07.00 Extra Virgin: Carry On Star Trek marathon
400 looped, out of sequence episodes of piss-poor CGI-heavy, slapstick Sci-Fi series with Kenneth Williams and the other dead ones not so boldly carrying on aboard the USS Enter-Roughly. Lamentable.

16.00 Food & Drink: McDonalds’ McDonald’s
McDonald-monikered ‘celebrities’ travel the country reviewing their favourite McDonald’s restaurants and experiencing every available Happy Meal option. This week British news veteran Sir Trevor enjoys the nuggets of Northampton while Scottish warbler Amy tackles the deep-fried dipping sauce of Dunfermline. Contains scenes of graphic violence.

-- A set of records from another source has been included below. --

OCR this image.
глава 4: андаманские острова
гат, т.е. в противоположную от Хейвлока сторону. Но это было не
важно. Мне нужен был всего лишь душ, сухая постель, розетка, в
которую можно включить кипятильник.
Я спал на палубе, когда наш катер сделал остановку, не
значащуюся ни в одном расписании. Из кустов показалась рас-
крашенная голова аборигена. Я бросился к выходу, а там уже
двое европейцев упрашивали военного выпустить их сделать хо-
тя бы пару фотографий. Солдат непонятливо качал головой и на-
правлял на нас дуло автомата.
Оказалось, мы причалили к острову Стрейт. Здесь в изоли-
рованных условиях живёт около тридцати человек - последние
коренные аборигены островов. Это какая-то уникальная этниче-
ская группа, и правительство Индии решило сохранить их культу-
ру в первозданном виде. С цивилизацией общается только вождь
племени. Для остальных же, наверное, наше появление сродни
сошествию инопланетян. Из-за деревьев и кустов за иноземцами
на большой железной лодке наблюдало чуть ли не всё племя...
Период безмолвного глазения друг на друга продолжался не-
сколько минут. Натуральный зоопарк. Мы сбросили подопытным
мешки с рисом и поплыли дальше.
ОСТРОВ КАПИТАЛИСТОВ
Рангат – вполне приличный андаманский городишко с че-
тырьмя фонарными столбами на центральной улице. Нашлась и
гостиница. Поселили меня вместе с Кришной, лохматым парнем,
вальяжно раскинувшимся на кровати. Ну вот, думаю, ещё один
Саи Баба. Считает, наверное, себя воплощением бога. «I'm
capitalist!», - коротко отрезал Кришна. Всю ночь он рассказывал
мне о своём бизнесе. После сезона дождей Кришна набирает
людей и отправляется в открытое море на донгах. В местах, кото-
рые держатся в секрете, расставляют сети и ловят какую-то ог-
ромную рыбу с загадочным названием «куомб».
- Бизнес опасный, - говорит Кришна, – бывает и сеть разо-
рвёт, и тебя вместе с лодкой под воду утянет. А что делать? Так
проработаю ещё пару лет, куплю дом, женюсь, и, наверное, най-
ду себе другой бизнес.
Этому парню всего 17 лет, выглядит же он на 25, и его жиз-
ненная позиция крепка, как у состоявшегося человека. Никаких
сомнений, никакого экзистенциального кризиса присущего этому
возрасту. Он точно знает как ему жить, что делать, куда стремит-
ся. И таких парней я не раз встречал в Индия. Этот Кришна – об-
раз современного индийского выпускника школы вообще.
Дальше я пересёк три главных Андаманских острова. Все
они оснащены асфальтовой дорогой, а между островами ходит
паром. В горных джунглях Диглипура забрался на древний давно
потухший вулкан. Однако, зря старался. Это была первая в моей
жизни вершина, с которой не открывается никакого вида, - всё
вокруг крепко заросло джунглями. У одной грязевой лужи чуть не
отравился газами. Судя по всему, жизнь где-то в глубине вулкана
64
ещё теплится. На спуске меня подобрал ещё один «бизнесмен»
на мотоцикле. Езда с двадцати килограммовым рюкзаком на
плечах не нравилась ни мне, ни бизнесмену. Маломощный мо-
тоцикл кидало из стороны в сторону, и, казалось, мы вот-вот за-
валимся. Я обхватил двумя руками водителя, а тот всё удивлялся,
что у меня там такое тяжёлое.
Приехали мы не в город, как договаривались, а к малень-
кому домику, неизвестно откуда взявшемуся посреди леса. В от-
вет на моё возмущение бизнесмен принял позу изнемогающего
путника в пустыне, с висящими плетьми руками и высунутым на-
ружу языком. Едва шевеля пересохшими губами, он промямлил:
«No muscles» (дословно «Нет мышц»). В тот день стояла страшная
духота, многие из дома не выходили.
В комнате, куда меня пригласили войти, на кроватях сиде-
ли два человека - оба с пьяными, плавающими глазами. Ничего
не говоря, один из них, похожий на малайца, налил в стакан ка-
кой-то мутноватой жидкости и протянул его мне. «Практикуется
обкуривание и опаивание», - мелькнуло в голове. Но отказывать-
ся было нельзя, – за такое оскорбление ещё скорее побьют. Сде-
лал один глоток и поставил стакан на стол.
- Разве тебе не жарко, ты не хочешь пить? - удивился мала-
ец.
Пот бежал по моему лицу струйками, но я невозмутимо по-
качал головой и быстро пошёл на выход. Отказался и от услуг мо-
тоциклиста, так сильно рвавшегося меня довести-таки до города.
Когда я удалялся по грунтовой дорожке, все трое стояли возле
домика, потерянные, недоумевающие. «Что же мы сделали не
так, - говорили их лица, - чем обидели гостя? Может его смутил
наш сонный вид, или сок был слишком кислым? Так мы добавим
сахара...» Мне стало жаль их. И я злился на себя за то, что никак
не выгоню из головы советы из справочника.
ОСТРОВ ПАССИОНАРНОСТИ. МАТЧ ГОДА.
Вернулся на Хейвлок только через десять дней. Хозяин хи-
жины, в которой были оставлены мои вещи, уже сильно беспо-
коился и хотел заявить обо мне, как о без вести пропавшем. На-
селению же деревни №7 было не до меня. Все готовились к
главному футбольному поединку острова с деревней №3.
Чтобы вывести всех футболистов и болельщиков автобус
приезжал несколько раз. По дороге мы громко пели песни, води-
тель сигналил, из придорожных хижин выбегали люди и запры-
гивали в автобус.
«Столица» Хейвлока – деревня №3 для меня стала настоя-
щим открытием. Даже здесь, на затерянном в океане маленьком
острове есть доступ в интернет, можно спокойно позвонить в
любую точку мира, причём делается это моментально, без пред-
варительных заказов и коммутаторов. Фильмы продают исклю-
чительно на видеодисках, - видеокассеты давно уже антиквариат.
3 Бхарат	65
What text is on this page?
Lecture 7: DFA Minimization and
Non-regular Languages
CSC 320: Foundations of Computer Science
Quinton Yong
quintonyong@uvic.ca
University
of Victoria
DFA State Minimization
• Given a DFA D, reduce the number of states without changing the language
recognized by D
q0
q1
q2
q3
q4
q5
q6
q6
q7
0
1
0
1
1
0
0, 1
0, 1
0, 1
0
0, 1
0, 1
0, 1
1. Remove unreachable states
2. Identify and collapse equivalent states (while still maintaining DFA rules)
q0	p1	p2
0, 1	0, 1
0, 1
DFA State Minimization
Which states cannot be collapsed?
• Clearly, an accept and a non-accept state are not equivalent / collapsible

13.00 Unemployed HD: Hurty Hospital
Repeat of the raunchy medical drama from 2007 starring those too old to be in Hollyoaks any more, run once again to give students and scroungers a reason to get up. Today a runaway ambulance full of uniform-hungry moths crashes into A&E, causing an outbreak of lingerie amongst the nurses. Contains scenes of improbable titillation.

Pat Sharp presides over the nadir of society.

18.00 Prolevision: Britain’s Next Top TV Reality Show
Ordinary members of the public plug their ideas for new reality TV show formats to a panel made up of former reality show winners before you, the slack-jawed public, vote for the one you’d most like to pay for to be made. Hosted by mullet-headed Funhouse-era Pat Sharp.